Qui sont donc les grands gagnants et perdants de cette petite guéguerre entre Netflix et Cannes ?
Est-ce que Cannes est un des perdants ? Oui et non. Cela leur fait moins de beaux tapis rouges avec des stars mais le festival peut survivre à ça. Netflix n’est guère perdant non plus car leurs films n’ont pas besoin de Cannes dans l’absolu. Cela leur fait perdre un peu de visibilité et un peu de bonne presse à la rigueur mais ce n’est pas très important.
On trouve quand même un grand gagnant dans cette histoire, c’est la Mostra de Venise. Le festival vénitien a lieu en septembre, lancement de la saison des films prétendants aux cérémonies de récompenses (de janvier à fin février, des Golden Globes aux Oscars). L’Italie (comme la plupart des pays du monde), n’a pas la même chronologie des médias qu’en France. Il n’y a donc aucun problème à passer un film de plateforme dans un grand festival comme Venise pour qu’ensuite le film atterrisse directement sur une plateforme sans passer par la case cinéma.
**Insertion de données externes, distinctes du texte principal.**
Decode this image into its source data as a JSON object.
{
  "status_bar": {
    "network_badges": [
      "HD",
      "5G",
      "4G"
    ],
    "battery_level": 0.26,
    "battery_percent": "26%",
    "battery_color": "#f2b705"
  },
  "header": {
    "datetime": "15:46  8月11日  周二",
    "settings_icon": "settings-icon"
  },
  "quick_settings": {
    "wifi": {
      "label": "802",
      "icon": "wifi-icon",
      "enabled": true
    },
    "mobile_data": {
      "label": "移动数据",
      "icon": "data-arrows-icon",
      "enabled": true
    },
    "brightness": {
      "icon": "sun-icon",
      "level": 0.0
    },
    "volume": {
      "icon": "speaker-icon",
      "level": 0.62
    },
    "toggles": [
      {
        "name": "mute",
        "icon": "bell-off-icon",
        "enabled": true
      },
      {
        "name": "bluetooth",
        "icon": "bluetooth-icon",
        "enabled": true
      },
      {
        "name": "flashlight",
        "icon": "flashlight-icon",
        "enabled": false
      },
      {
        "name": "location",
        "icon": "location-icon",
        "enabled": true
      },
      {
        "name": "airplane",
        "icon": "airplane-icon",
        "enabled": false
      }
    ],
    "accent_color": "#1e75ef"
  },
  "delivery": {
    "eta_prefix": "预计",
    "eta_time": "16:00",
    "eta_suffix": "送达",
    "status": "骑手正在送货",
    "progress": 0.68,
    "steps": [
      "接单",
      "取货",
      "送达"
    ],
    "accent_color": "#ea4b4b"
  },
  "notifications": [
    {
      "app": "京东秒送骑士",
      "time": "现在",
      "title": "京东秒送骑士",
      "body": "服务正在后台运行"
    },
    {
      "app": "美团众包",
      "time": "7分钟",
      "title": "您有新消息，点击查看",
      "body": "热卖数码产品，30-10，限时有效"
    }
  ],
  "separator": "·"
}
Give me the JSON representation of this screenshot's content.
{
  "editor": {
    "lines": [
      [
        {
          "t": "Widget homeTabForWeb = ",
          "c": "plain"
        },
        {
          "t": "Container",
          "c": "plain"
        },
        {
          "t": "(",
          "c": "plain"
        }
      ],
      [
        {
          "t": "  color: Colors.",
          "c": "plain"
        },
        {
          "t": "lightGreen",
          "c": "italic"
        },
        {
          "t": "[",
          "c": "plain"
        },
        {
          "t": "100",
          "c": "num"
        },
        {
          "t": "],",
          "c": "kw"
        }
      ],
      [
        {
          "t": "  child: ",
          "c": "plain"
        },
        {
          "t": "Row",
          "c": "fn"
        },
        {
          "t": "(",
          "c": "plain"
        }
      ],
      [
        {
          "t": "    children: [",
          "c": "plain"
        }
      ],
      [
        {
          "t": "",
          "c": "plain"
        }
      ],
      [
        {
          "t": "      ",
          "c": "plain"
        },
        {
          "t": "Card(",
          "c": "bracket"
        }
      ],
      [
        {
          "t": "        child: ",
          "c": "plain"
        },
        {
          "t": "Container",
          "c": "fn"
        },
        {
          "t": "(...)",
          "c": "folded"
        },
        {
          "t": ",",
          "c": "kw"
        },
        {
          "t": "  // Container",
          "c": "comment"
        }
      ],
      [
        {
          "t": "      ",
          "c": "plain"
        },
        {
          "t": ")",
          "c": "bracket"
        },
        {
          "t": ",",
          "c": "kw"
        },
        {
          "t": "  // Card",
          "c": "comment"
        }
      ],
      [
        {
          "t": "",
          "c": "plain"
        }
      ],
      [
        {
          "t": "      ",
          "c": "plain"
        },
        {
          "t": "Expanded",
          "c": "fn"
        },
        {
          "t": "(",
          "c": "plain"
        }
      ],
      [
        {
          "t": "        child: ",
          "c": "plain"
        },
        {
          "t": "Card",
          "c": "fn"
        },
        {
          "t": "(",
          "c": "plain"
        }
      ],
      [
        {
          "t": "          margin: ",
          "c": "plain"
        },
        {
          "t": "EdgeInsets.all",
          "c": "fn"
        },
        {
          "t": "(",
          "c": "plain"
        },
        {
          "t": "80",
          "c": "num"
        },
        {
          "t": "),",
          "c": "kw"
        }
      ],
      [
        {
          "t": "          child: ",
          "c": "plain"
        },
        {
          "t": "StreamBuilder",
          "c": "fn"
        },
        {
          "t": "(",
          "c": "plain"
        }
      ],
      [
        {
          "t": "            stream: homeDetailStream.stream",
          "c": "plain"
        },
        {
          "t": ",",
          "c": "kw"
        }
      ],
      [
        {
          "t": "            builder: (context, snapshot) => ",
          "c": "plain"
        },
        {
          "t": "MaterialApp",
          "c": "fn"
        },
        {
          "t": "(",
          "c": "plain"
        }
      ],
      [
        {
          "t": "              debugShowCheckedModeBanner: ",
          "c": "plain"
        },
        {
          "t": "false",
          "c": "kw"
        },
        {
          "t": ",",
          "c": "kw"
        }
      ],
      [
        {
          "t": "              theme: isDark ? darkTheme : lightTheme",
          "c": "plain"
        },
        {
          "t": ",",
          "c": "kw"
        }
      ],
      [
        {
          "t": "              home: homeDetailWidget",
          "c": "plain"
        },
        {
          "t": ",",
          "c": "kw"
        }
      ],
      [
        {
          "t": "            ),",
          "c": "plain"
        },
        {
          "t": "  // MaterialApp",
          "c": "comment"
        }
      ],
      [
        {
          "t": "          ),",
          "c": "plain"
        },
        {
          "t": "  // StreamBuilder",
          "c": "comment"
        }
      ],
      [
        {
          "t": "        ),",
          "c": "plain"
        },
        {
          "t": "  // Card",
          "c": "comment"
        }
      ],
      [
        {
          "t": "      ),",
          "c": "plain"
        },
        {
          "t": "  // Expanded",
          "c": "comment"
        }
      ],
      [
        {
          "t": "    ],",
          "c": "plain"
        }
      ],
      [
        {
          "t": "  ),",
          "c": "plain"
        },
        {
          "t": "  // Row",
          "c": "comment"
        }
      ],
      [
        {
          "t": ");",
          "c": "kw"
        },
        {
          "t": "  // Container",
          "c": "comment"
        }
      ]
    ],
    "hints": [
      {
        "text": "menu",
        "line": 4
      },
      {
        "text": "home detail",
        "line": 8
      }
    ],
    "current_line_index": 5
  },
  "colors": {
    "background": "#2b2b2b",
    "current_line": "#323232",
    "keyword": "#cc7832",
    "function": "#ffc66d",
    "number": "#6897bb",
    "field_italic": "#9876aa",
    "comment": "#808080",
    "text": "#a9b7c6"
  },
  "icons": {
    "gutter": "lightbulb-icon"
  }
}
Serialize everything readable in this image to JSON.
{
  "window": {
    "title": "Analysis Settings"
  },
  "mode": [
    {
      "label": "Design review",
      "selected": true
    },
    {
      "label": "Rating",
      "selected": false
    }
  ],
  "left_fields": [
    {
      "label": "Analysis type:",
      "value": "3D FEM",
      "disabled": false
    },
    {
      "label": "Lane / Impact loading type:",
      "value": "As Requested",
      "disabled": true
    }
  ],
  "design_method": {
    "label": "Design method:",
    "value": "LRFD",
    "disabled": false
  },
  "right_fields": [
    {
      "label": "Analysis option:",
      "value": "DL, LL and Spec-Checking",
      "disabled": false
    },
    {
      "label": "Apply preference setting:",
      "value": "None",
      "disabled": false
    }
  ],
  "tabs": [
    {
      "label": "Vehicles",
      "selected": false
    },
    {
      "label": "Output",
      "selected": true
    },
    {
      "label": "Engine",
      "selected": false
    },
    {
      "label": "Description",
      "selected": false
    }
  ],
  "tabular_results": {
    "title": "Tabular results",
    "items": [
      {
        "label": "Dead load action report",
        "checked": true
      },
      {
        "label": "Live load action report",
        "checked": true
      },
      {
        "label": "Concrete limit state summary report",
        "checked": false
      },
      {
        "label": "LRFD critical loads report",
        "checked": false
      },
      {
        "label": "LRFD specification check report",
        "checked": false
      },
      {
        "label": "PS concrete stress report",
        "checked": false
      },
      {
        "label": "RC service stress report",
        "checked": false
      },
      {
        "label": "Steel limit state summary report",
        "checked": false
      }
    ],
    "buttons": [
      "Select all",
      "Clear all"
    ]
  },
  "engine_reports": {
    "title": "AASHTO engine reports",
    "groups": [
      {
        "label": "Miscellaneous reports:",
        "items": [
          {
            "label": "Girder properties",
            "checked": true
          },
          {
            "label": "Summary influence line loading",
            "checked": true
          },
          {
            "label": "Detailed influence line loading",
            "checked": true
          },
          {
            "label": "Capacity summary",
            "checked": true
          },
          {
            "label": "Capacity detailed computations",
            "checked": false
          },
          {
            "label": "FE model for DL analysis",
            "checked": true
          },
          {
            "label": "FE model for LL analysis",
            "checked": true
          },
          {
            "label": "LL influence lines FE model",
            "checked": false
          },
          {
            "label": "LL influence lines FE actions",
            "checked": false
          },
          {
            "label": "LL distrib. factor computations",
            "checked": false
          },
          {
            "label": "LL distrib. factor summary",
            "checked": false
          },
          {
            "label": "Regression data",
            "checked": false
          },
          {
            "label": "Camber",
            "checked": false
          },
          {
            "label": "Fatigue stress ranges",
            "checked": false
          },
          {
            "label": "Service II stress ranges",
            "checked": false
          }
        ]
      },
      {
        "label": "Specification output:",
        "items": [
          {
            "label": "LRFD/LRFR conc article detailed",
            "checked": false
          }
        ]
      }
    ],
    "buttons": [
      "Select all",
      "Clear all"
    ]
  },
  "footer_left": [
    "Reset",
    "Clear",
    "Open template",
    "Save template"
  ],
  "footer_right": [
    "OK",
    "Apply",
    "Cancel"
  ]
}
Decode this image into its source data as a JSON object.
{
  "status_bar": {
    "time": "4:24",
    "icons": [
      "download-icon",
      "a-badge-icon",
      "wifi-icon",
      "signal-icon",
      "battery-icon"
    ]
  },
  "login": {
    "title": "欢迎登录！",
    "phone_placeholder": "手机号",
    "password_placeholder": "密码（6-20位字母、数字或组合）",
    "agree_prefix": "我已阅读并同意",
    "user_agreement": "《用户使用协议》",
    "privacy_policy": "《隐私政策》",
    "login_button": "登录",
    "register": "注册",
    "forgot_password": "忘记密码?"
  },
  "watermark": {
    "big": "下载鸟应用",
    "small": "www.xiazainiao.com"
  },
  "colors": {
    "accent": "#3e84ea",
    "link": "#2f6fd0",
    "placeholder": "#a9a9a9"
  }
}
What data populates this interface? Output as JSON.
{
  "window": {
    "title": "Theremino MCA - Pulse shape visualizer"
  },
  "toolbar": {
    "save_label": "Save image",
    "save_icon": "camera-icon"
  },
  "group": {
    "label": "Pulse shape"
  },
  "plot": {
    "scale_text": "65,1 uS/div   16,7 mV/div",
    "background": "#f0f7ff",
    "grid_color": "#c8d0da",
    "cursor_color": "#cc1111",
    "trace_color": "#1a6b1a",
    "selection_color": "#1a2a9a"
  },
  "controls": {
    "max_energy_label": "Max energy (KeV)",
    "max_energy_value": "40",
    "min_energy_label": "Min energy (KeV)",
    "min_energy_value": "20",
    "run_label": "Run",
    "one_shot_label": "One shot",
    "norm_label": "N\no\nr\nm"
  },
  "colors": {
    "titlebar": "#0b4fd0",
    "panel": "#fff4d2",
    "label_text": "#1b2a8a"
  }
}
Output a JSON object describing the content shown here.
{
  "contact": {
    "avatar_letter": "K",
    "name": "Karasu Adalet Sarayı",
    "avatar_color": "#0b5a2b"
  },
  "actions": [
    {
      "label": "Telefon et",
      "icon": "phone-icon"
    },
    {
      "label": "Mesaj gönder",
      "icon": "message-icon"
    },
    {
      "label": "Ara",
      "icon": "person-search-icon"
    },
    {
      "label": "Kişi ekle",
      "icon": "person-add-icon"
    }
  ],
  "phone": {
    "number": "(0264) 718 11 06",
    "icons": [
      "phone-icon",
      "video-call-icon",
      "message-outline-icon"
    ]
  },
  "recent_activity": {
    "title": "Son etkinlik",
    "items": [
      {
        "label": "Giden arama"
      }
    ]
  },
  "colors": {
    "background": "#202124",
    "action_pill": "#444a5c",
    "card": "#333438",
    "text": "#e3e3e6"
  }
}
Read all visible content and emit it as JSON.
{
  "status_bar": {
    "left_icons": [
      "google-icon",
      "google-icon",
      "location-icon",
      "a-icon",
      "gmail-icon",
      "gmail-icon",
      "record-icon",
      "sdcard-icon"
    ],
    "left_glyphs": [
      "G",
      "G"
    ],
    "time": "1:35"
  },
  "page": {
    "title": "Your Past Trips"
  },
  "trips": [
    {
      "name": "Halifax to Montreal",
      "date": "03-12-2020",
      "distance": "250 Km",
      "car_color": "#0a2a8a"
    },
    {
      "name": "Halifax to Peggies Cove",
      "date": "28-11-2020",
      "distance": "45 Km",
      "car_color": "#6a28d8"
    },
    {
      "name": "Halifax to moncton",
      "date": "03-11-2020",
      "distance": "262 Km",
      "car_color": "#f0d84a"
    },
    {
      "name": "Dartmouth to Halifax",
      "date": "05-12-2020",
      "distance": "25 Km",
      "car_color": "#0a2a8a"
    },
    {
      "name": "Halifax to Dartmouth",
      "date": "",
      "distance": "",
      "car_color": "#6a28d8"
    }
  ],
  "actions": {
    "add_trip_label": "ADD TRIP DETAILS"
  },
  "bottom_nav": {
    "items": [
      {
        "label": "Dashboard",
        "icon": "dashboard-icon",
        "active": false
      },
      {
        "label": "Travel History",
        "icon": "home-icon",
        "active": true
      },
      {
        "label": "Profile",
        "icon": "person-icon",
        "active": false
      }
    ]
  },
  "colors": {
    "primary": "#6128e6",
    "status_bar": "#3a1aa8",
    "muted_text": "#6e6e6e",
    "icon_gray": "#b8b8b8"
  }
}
Quels sont les films qu’on aurait pu (aurait voulu) voir à Cannes ?
Cette année, THE POWER OF THE DOG de Jane Campion et BLONDE d’Andrew Dominik étaient les candidats potentiels à une place dans la sélection officielle, hors-compétition donc. Un nouveau film de Jane Campion est toujours un événement tandis qu’un biopic sur Marylin Monroe avec Ana de Armas dans le rôle-titre promettait une belle montée des marches. Du coup, leur présence à Venise et/ou Toronto ne fait plus l’ombre d’un doute.
Les années précédentes, ce sont plusieurs grosses machines qui sont passées au nez de Cannes. Parmi ceux-ci, notons ROMA d’Alfonso Cuaron, lauréat du Lion d’Or, récompense suprême de la Mostra de Venise puis de nombreux Oscars, THE LAUNDROMAT de Steven Soderbergh, THE KING de David Michod, 22 JULY de Paul Greengrass, THE BALLAD OF BUSTER SCRUGGS des frères Coen ou encore MARRIAGE STORY de Noah Baumbach. Bref, que des beaux noms du cinéma qui font rêver plus d’un programmateur de festival.
Et les autres plateformes ?
On ne parle que de Netflix mais il y a d’autres plateformes qui sont concernées. Cette année, AppleTV+ a le prochain film de Joel Coen et Prime Vidéo a souvent eu de gros titres dans son catalogue (qui étaient généralement distribués en salles localement). Au vu de la règle cannoise, il ne serait donc pas improbable de voir THE TRAGEDY OF MACBETH (le film de Joel Coen donc) débarquer sur le Lido vénitien.
Dans l’immédiat, Netflix reste le principal acteur de la SVOD mais Apple arrive. C’est d’ailleurs eux qui produisent le prochain film de Martin Scorsese, KILLERS OF THE FLOWER MOON qu’on pourrait donc voir faire sa première à Venise, Toronto ou New York en 2022.
Quid du futur ?
Thierry Frémaux semble optimiste quant au fait que Netflix reviendra un jour à Cannes. La question de la chronologie des médias française est très complexe et l’élaboration d’une nouvelle est en cours mais cela prend du temps. Autant dire que ce n’est pas demain la veille que cela se produire. En attendant, c’est du pain béni pour Venise.